Volume 6 Number 4
April 12 - May 3 2010
Behind the scences of the productions that audiences experience are professional dramaturges – theatre professionals who analyse and research scripts, playwrights and contexts; advise directors and producers on ways to bring a work to life; workshop the background and essence of a script with actors and designers, and generally animate a script from the written word.
“Dramaturgy is the engine room of theatre production,” says Associate Professor Peter Eckersall, from the University of Melbourne’s School of Culture and Communication Theatre Studies program.
“Dramaturges work in the production process to link ideas with artistic expression and to explore the artistic structures, forms and building blocks of a performance. And while the practice of dramaturgy is as old as theatre itself, the work of dramaturges has become increasingly important in the complex world of contemporary theatre.”

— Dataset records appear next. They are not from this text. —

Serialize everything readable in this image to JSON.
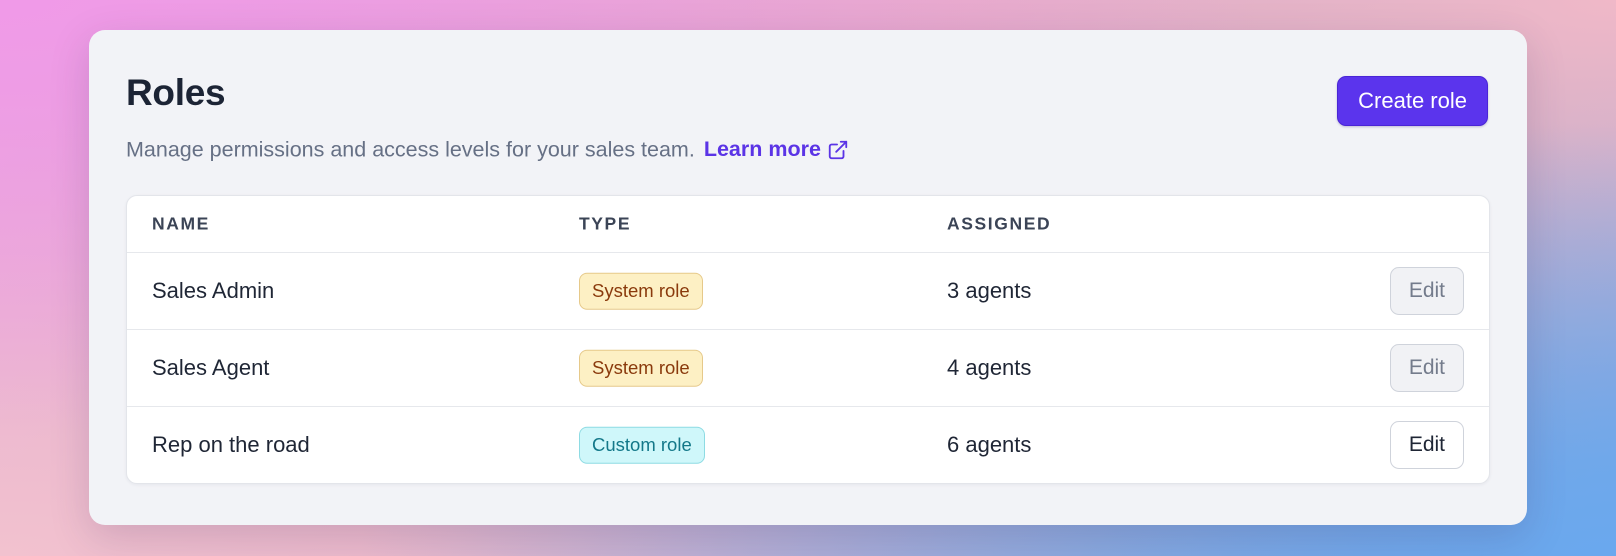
{
  "header": {
    "title": "Roles",
    "subtitle": "Manage permissions and access levels for your sales team.",
    "learn_more": "Learn more",
    "learn_more_icon": "external-link-icon",
    "create_button": "Create role"
  },
  "colors": {
    "accent": "#5b34ed",
    "system_badge_bg": "#fdf0c4",
    "system_badge_text": "#8a3a0c",
    "custom_badge_bg": "#cff7fa",
    "custom_badge_text": "#137889"
  },
  "table": {
    "columns": [
      "NAME",
      "TYPE",
      "ASSIGNED"
    ],
    "rows": [
      {
        "name": "Sales Admin",
        "type": "System role",
        "assigned": "3 agents",
        "action": "Edit",
        "action_enabled": false
      },
      {
        "name": "Sales Agent",
        "type": "System role",
        "assigned": "4 agents",
        "action": "Edit",
        "action_enabled": false
      },
      {
        "name": "Rep on the road",
        "type": "Custom role",
        "assigned": "6 agents",
        "action": "Edit",
        "action_enabled": true
      }
    ]
  }
}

With colleagues from the School of Performing Arts at the Faculty of the Victorian College of the Arts and Music – Lecturer in Theatre Making Paul Monaghan and visiting artist Melanie Beddie – Associate Professor Eckersall has recently co-convened ‘The Dramaturgies Project #4’, an international gathering of artists, scholars and critics meeting to explore “new ecologies” for dramaturgical practice and theatre production. The project received funding from the Australia Council for the Arts and a University of Melbourne Vice-Chancellor’s Knowledge Transfer award, with support from the Malthouse Theatre, Realtime magazine and Playwriting Australia.
“While it is currently experiencing a resurgence, like every other artform, theatre-making is experiencing the challenges of shifting theatrical forms in the 21st century,” says Associate Professor Eckersall. “Dramaturges now work across forms, not just with scripts; and interculturally, making performances much more complex.”
One example is the highly successful French-Canadian Cirque de Soleil, and its colossal circus-based shows which tour the world, using dancers, actors, acrobats, clowns, fire, lighting, costume, staging and incredible music and musicians to present exhilarating theatre. Bringing it all together into a coherent experience is a challenge and it’s where dramaturges increasingly play a role that is not constrained by script or text.
“We now see the work of dramaturges not just working in the rehearsal rooms for traditional theatre settings but also in working to incorporate ever more complex media such as video, sound design, or live music. There is increasing tendency in a lot of theatre to mix certain kinds of performance, such as dance. It’s quite sophisticated, and complicated, aesthetic territory,” says Associate Professor Eckersall.